Here’s how you can create a tokenized dataset:

# Import Langformers
from langformers import tasks

# Tokenize the dataset with existing tokenizer.
# This example uses "roberta-base" tokenizer from Hugging Face.
dataset = tasks.create_tokenizer(data_path="data.txt", tokenizer="roberta-base")
dataset.train()

This saves the tokenized dataset inside “tokenized_dataset” in the working directory.

Next, we start the training.

# Import Langformers
from langformers import tasks

# Define training configuration
training_config = {
    "per_device_train_batch_size": 4,  # Batch size during training (per device)
    "num_train_epochs": 2,             # Number of training epochs
    "save_total_limit": 1,             # Maximum number of checkpoints to save
    "learning_rate": 2e-4,             # Learning rate for optimization
    "per_device_train_batch_size": 4,  # Batch size
    # ...
}

# Initialize the training
# this example further pretrains "roberta-base"
model = tasks.create_mlm(
    tokenizer="roberta-base",
    tokenized_dataset="/path/to/tokenized_dataset",
    training_config=training_config,
    checkpoint_path = "roberta-base"
)

# Start the training
model.train()
langformers.tasks.create_mlm(tokenizer: str, tokenized_dataset: str, model_config: Dict | None = None, training_config: Dict | None = None, checkpoint_path=None)

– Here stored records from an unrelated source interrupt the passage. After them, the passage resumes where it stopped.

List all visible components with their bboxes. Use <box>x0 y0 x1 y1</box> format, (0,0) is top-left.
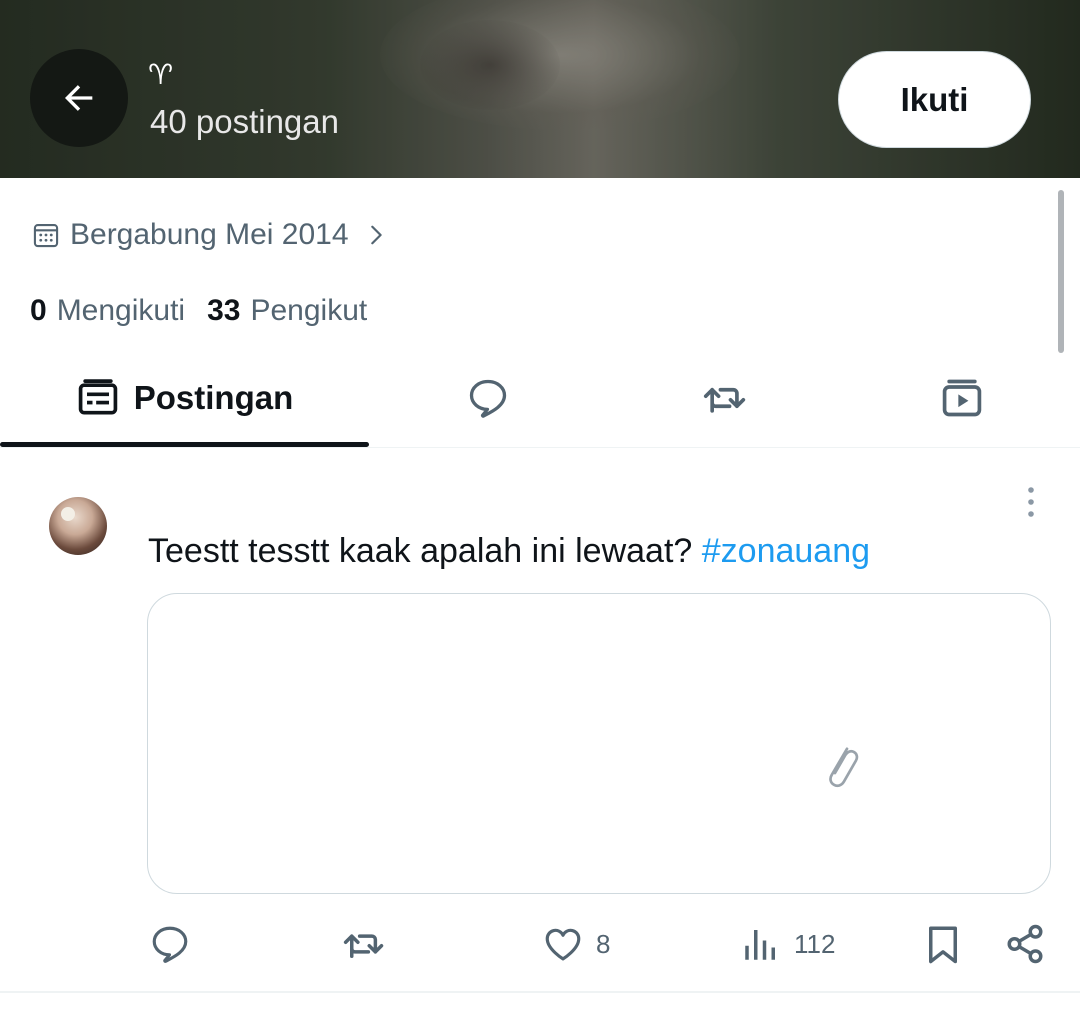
posts-count: 40 postingan <box>150 103 339 140</box>
follow-button[interactable]: Ikuti <box>838 51 1031 148</box>
replies-icon <box>469 379 506 418</box>
bookmark-button[interactable] <box>922 918 964 970</box>
more-options-icon[interactable] <box>1020 484 1042 520</box>
post-text: Teestt tesstt kaak apalah ini lewaat? #z… <box>148 532 870 571</box>
posts-icon <box>78 379 117 415</box>
bookmark-icon <box>929 926 957 964</box>
back-button[interactable] <box>30 49 128 147</box>
tab-reposts[interactable] <box>606 350 843 446</box>
tab-replies[interactable] <box>369 350 606 446</box>
following-link[interactable]: 0 Mengikuti <box>30 294 185 328</box>
tab-posts-label: Postingan <box>133 379 294 416</box>
reply-button[interactable] <box>149 918 191 970</box>
views-button[interactable]: 112 <box>740 918 835 970</box>
avatar[interactable] <box>49 497 107 555</box>
following-count: 0 <box>30 294 47 327</box>
profile-header-banner: ♈ 40 postingan Ikuti <box>0 0 1080 178</box>
followers-link[interactable]: 33 Pengikut <box>207 294 367 328</box>
paperclip-icon <box>829 747 859 788</box>
tab-media[interactable] <box>843 350 1080 446</box>
joined-date[interactable]: Bergabung Mei 2014 <box>32 218 387 252</box>
like-count: 8 <box>596 928 611 959</box>
views-count: 112 <box>794 928 836 959</box>
follow-stats: 0 Mengikuti 33 Pengikut <box>30 294 389 328</box>
heart-icon <box>545 928 581 961</box>
following-label: Mengikuti <box>56 294 186 327</box>
active-tab-indicator <box>0 442 369 447</box>
followers-label: Pengikut <box>250 294 368 327</box>
arrow-left-icon <box>65 85 93 111</box>
post-actions: 8 112 <box>0 918 1080 970</box>
post-body: Teestt tesstt kaak apalah ini lewaat? <box>148 532 702 570</box>
reposts-icon <box>703 387 745 413</box>
media-icon <box>942 379 981 417</box>
repost-icon <box>343 934 384 958</box>
chevron-right-icon <box>370 225 382 245</box>
hashtag-link[interactable]: #zonauang <box>702 532 870 570</box>
profile-display-name: ♈ <box>148 58 174 91</box>
calendar-icon <box>33 224 59 248</box>
reply-icon <box>152 926 188 963</box>
profile-tabs: Postingan <box>0 350 1080 448</box>
tab-posts[interactable]: Postingan <box>0 350 369 447</box>
post-divider <box>0 991 1080 993</box>
views-icon <box>745 930 775 960</box>
followers-count: 33 <box>207 294 241 327</box>
share-icon <box>1007 924 1043 964</box>
attachment-card[interactable] <box>147 593 1051 894</box>
like-button[interactable]: 8 <box>542 918 610 970</box>
share-button[interactable] <box>1004 918 1046 970</box>
repost-button[interactable] <box>343 918 385 970</box>
scrollbar[interactable] <box>1058 190 1064 353</box>
joined-label: Bergabung Mei 2014 <box>70 218 349 251</box>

Factory method for training a masked language model based on RoBERTa pretraining procedure.

Parameters:
  • tokenizer (str, required) – Path to the trained tokenizer.

  • tokenized_dataset (str, required) – Path to the tokenized dataset.

  • model_config (Optional[Dict], default=None) – Dictionary containing model configurations. If None, the model must be loaded from a checkpoint.

  • training_config (Optional[Dict], default=None) – Dictionary containing training configurations. If None, default training configurations will be used.

  • checkpoint_path (Optional[str], default=None) – Path to a model checkpoint for resuming training.

Returns:

An instance of HuggingFaceMLMCreator.

Warning

At least one of model_config or checkpoint_path must be provided. If model_config is specified, a new model is initialized using the given configurations. If checkpoint_path is provided, the model from the specified path is resumed for pretraining.

References

[Liu2019]

Liu, Y., Ott, M., Goyal, N., Du, J., Joshi, M., Chen, D., … & Stoyanov, V. (2019). Roberta: A robustly optimized bert pretraining approach. arXiv preprint arXiv:1907.11692.

[Nguyen2020]

Nguyen, D. Q., Vu, T., & Nguyen, A. T. (2020). BERTweet: A pre-trained language model for English Tweets. arXiv preprint arXiv:2005.10200.

[Lamsal2024] (1,2)

Lamsal, R., Read, M. R., & Karunasekera, S. (2024). CrisisTransformers: Pre-trained language models and sentence encoders for crisis-related social media texts. Knowledge-Based Systems, 296, 111916.